An executive rail coach is loaded onto the Safmarine Longa under the watchful eye of SafmarineMPV staff and crew. An executive rail coach is loaded onto the Safmarine Longa under the watchful eye of SafmarineMPV staff and crew.

Shipping line SafmarineMPV expects the multi-purpose trade between South Africa and West Africa to grow in 2015 as South African companies strengthen their foothold in the West African market and become more globally competitive.

According to SafmarineMPV’s James Lewer, “Intra-Africa trade of value-added, manufactured goods has grown faster than African exports to the rest of the world, according to a recent Economic Outlook Report published by the African Development Bank, OECD Development Centre and United Nations Development Programme (UNDP.)

“South African companies such as Gauteng-based Dominex – which provides infrastructure parts and manufactured goods to railway and mining companies in Africa – have seemingly proven their competitiveness globally as well as their ability to respond to West Africa’s needs for goods and services.”

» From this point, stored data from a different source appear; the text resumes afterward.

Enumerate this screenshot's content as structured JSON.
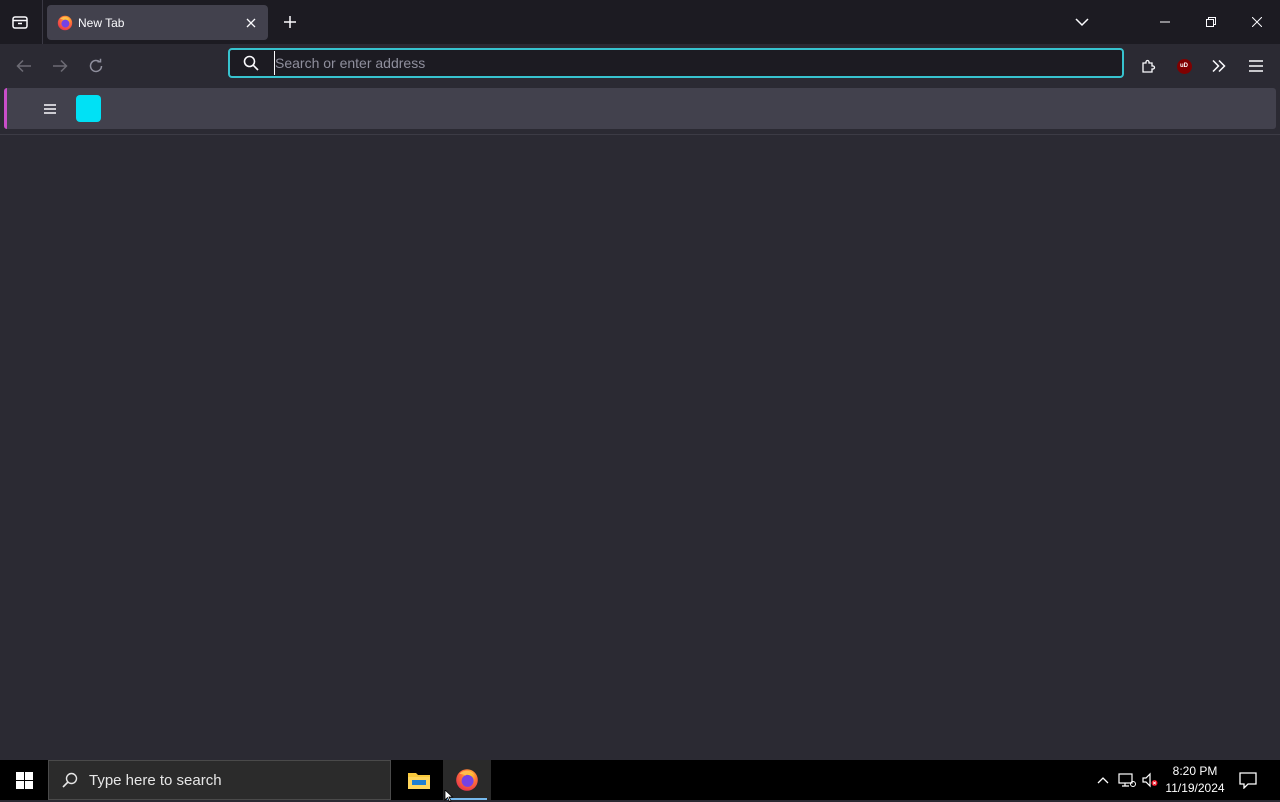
{
  "browser": {
    "tab_title": "New Tab",
    "urlbar": {
      "placeholder": "Search or enter address",
      "value": ""
    },
    "extension_badge": "uD",
    "accent_color": "#37c3cf",
    "bookmark_tile_color": "#00e1f5"
  },
  "icons": {
    "tab_overview": "tab-overview-icon",
    "firefox": "firefox-icon",
    "close": "close-icon",
    "new_tab": "plus-icon",
    "list_all_tabs": "chevron-down-icon",
    "minimize": "minimize-icon",
    "restore": "restore-icon",
    "window_close": "close-icon",
    "back": "back-arrow-icon",
    "forward": "forward-arrow-icon",
    "reload": "reload-icon",
    "search": "search-icon",
    "extensions": "puzzle-icon",
    "ublock": "ublock-origin-icon",
    "overflow": "double-chevron-icon",
    "menu": "hamburger-icon"
  },
  "taskbar": {
    "search_placeholder": "Type here to search",
    "time": "8:20 PM",
    "date": "11/19/2024",
    "apps": [
      "File Explorer",
      "Firefox"
    ]
  }
}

Earlier this year Dominex was awarded a tender to supply Angola’s major railway line, Caminho de Ferro de Benguela (CFB) with 11 rail wagons, following a global tender process.

The rail wagons were destined for the Caminho de Ferro de Benguela (CFB) which links the port of Lobito to the eastern border town of Luau in Moxico province, where a new international airport is under construction.

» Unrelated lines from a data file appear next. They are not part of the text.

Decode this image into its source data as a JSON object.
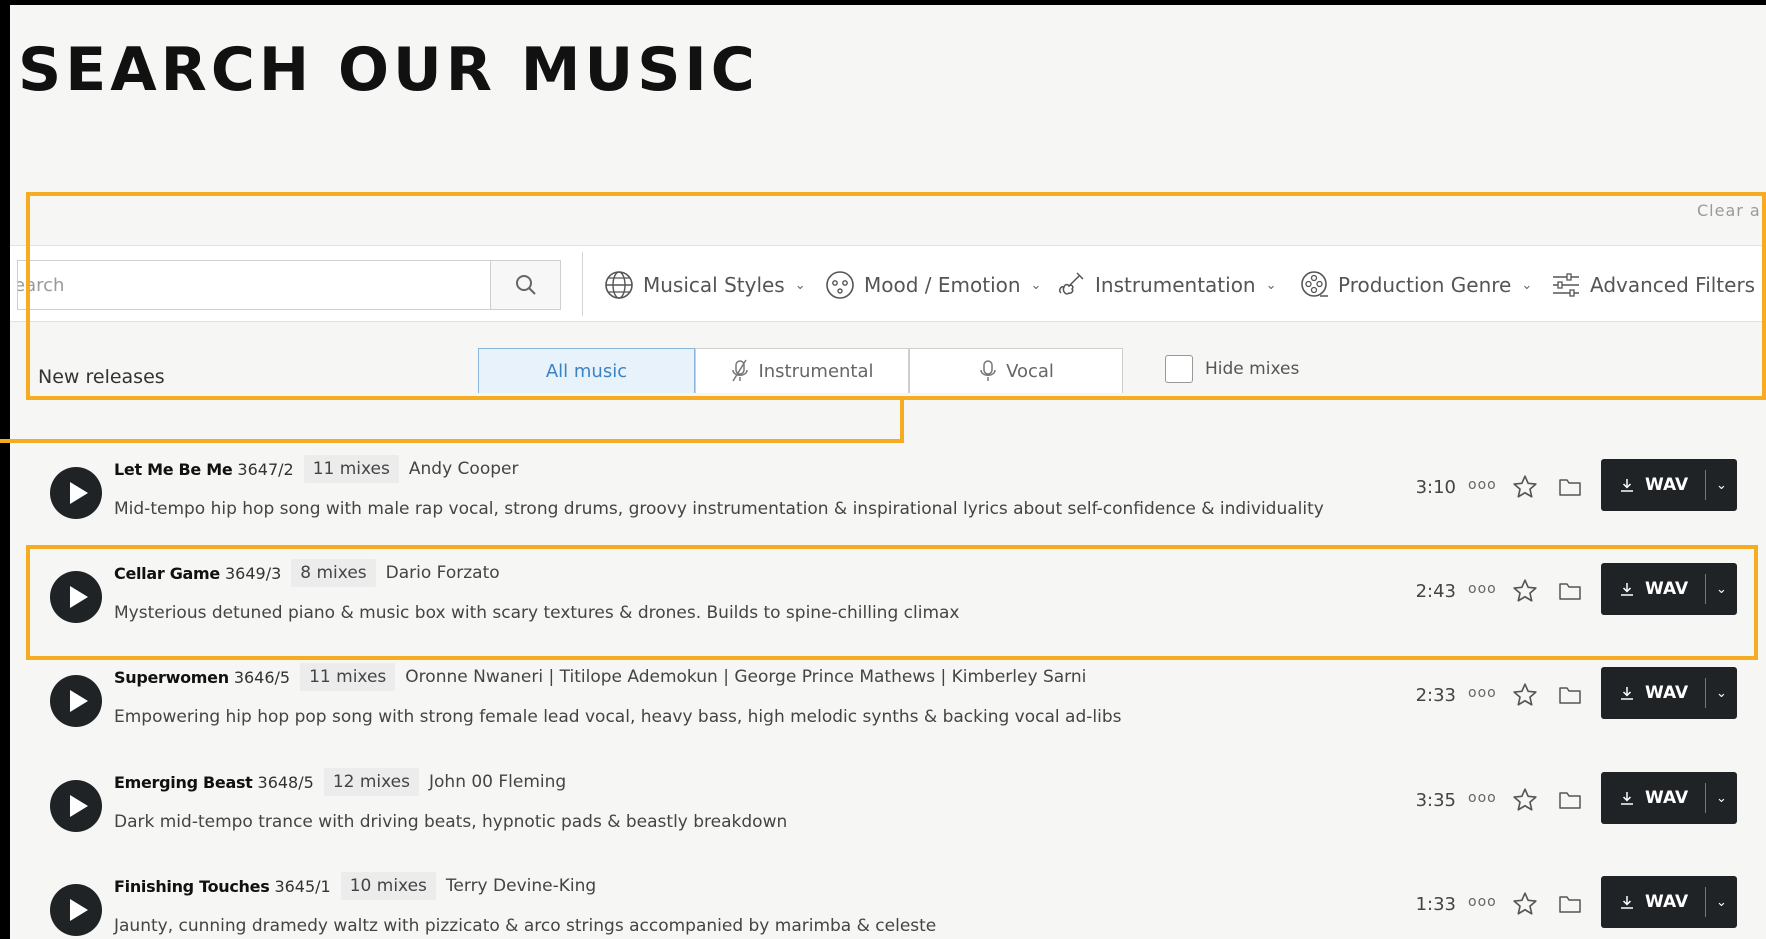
{
  "page_title": "SEARCH OUR MUSIC",
  "clear_all": "Clear all",
  "search": {
    "placeholder": "earch"
  },
  "filters": [
    {
      "label": "Musical Styles",
      "icon": "globe-icon"
    },
    {
      "label": "Mood / Emotion",
      "icon": "face-icon"
    },
    {
      "label": "Instrumentation",
      "icon": "violin-icon"
    },
    {
      "label": "Production Genre",
      "icon": "film-reel-icon"
    },
    {
      "label": "Advanced Filters",
      "icon": "sliders-icon"
    }
  ],
  "new_releases": "New releases",
  "tabs": [
    {
      "label": "All music",
      "active": true
    },
    {
      "label": "Instrumental",
      "icon": "mic-off-icon"
    },
    {
      "label": "Vocal",
      "icon": "mic-icon"
    }
  ],
  "hide_mixes": "Hide mixes",
  "download_label": "WAV",
  "more_label": "ooo",
  "tracks": [
    {
      "name": "Let Me Be Me",
      "code": "3647/2",
      "mixes": "11 mixes",
      "artist": "Andy Cooper",
      "description": "Mid-tempo hip hop song with male rap vocal, strong drums, groovy instrumentation & inspirational lyrics about self-confidence & individuality",
      "duration": "3:10"
    },
    {
      "name": "Cellar Game",
      "code": "3649/3",
      "mixes": "8 mixes",
      "artist": "Dario Forzato",
      "description": "Mysterious detuned piano & music box with scary textures & drones. Builds to spine-chilling climax",
      "duration": "2:43"
    },
    {
      "name": "Superwomen",
      "code": "3646/5",
      "mixes": "11 mixes",
      "artist": "Oronne Nwaneri | Titilope Ademokun | George Prince Mathews | Kimberley Sarni",
      "description": "Empowering hip hop pop song with strong female lead vocal, heavy bass, high melodic synths & backing vocal ad-libs",
      "duration": "2:33"
    },
    {
      "name": "Emerging Beast",
      "code": "3648/5",
      "mixes": "12 mixes",
      "artist": "John 00 Fleming",
      "description": "Dark mid-tempo trance with driving beats, hypnotic pads & beastly breakdown",
      "duration": "3:35"
    },
    {
      "name": "Finishing Touches",
      "code": "3645/1",
      "mixes": "10 mixes",
      "artist": "Terry Devine-King",
      "description": "Jaunty, cunning dramedy waltz with pizzicato & arco strings accompanied by marimba & celeste",
      "duration": "1:33"
    }
  ],
  "colors": {
    "highlight": "#f5ac22",
    "button_dark": "#1f2326",
    "active_tab": "#3a83c2"
  }
}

Dominex had previously supplied two train sets to CFB in 2011 and were chosen again as the preferred supplier for the new tender as a result of their proven ability.

According to Dominex’s Kirk and Nico Christodoulakis, “Angola is rebuilding and upgrading the railway infrastructure for the future, responding in particular to the demand from the emerging and growing middle-class for more executive rail transportation and accommodation.

“The CFB is a very important and strategic Angolan rail network, not only because it provides access to the inner part of the country but, more importantly, because it links to the copperbelts of Katanga province, the Democratic Republic of Congo and Zambia.”

It was the first time Dominex and their freight forwarder, Mentor Freight Services, had shipped with Belgian-based shipping line SafmarineMPV.

According to Kirk Christodoulakis, “Having access to a reliable and frequent shipping service, such as SafmarineMPV’s SAFWAF service, makes it possible for companies such as Dominex to take advantage of the significant business opportunities in West Africa.”

According to SafmarineMPV’s James Lewer, “SafmarineMPV was on hand throughout the loading process and appointed a team which comprised in-house and third-party experts in rigging and lashing as well as handling and stowing to ensure the rail coaches arrived safely in Lobito.”